Wieder vereint: Henrik Saal und Hicham Abdessadki spielten einst schon erfolgreich für den FSV Bischofsheim. Mit Aufsteiger Germania Dörnigheim wollen sie nun die Gruppenliga Frankfurt Ost aufmischen. Archivfoto: TAP

Fußball

Germania Dörnigheim kehrt auf die Gruppenliga-Bühne zurück

Fußball. Fünf Jahre lang spielte Germania Dörnigheim nicht in der Gruppenliga Frankfurt Ost. Als souveräner Meister der Kreisoberliga Hanau kehren die Maintaler nun in die früher angestammte Spielklasse zurück.

Von Frank Schneider

Das Team von Spielertrainer Hicham Abdessadki ist aktuell die Nummer eins ins Maintal, hat die ehemaligen Gruppenliga-Stammgäste 1. FC Hochstadt und FSV Bischofsheim sportlich überflügelt und auch vor der Kewa aus Wachenbuchen die Nase vorne.

Doch nicht nur in Sachen fußballerischer Qualität ist derzeit bei der Germania alles in Butter. Der Verein, der vom früheren Sportgelände an der Eichenheege mittlerweile ans neue Sportzentrum an der Dicken Buche umgezogen ist, verfügt über so viel kickendes Personal, dass sogar eine dritte Mannschaft für den Spielbetrieb in der Kreisliga C angemeldet worden ist. „Wir hätten ansonsten zu viele junge Spieler verloren, die wir über zehn, zwölf Jahre in unserer Nachwuchsabteilung ausgebildet haben“, berichtet der Vereinsvorsitzende Wolfgang Marx.

Ernstzunehmender Gegner

Dass Germania Dörnigheim von der Konkurrenz in der Gruppenliga Frankfurt Ost als ernstzunehmender Gegner eingestuft wird, hat Spielertrainer Abdessadki zur Kenntnis genommen, in die Rolle eines Geheimfavoriten mag er sich aber nicht drängen lassen.

„Als Aufsteiger sollte man bescheiden bleiben.
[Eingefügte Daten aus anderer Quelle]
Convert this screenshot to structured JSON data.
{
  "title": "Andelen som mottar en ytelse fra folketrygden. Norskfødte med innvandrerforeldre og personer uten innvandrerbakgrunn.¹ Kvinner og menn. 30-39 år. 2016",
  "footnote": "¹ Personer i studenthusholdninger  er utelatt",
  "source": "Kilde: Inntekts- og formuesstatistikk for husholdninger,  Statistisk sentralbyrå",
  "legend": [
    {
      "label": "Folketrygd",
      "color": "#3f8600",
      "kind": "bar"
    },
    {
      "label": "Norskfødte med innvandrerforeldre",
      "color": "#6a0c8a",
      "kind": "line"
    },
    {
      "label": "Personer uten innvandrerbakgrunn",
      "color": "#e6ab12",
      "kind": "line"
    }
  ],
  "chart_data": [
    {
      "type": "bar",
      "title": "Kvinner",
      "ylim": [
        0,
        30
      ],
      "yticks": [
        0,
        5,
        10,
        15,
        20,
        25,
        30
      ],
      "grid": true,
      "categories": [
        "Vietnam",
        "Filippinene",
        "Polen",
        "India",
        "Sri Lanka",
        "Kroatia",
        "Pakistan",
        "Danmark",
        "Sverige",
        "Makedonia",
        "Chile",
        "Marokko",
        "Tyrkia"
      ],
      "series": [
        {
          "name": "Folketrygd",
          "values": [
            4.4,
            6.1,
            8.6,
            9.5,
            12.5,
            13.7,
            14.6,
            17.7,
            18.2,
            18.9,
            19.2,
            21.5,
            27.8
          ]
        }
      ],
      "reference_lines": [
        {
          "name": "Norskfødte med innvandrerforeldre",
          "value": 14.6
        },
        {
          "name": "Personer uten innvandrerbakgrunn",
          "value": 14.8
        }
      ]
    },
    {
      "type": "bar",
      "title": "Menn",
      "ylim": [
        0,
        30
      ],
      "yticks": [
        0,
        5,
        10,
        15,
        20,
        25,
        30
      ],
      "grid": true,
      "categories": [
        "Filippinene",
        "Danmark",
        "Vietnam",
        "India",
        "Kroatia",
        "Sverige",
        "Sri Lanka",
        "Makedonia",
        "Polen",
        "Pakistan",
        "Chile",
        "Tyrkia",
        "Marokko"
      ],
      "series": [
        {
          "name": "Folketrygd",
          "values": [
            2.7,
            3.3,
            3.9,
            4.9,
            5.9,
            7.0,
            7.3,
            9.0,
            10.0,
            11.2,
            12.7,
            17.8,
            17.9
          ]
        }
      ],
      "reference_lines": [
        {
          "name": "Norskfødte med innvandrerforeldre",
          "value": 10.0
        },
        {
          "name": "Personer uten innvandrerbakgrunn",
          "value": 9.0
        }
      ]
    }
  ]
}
Die Gruppenliga Frankfurt Ost ist mit ihren vielen Absteigern immer eine schwierige Klasse und unser Startprogramm hat es mit den Spielen gegen die etablierten Gruppenligisten SG Marköbel und SG Rosenhöhe in sich“, sagt der 34-jährige Übungsleiter, wohlwissend, dass es gewiss kein Nachteil ist, in eben diesen beiden ersten Partien jeweils Heimrecht zu genießen.

Der Aufstiegstrainer, der in der kommenden Runde verstärkt das Team von der Außenlinie coachen will, kennt die Anforderungen der neuen Liga aus seiner langjährigen Zeit beim FSV Bischofsheim nur zu genüge. In technischer und taktischer Hinsicht bestehen laut Abdessadki die größten Unterschiede zwischen Gruppen- und Kreisoberliga, auch das Spieltempo ist höher.

Die ersten beiden Vorbereitungsspiele endeten mit Niederlagen. Gegen den Kreisoberligisten Rot-Weiß Großauheim unterlagen die Dörnigheimer mit 2:3, gegen Hessenliga-Aufsteiger FC Hanau 93 standen die Germanen gänzlich auf verlorenem Posten und gingen zweistellig mit 0:10 unter.

Kein Grund zur Panik

Kein Grund zur Panik für die Verantwortlichen, fehlten doch urlaubsbedingt einige Stammkräfte, wie etwa der von der SG Bruchköbel zur Germania gestoßene Offensivspieler Maximilian Walter. „Ich bin sehr glücklich mit der Zusammensetzung des Kaders“, sagt Abdessadki.

Den Klassenerhalt traut er seinen Mannen allemal zu. „Vielleicht können wir auch den einen oder anderen Großen der Liga ärgern, doch das primäre Ziel ist es, so schnell wie möglich die 40 bis 45 für den Klassenerhalt erforderlichen Punkte einzufahren.“

Abdessadkis junge Truppe wurde gezielt verstärkt. Neben Walter sind Ugur Erdogan und Gjorgi Trajanov, die beide vom Verbandsligisten SC 1960 Hanau kamen, die namhaftesten Transfers. Henrik Saal kam vom SV Gronau. Auch er spielte früher mit Abdessadki in Bischofsheim. Die Zahl der ehemaligen „Frösche“ im Kader der Germania steigt mit den Neuzugängen Walter, Saal und Trajanov auf insgesamt neun Akteure an.

Am morgigen Donnerstag steht für den Neuling an der Dicken Buche der nächste Test an. Gegner wird ab 20 Uhr der souverän als Meister der Kreisoberliga Maintaunus in die Gruppenliga Wiesbaden aufgestiegene FC Germania Okriftel sein.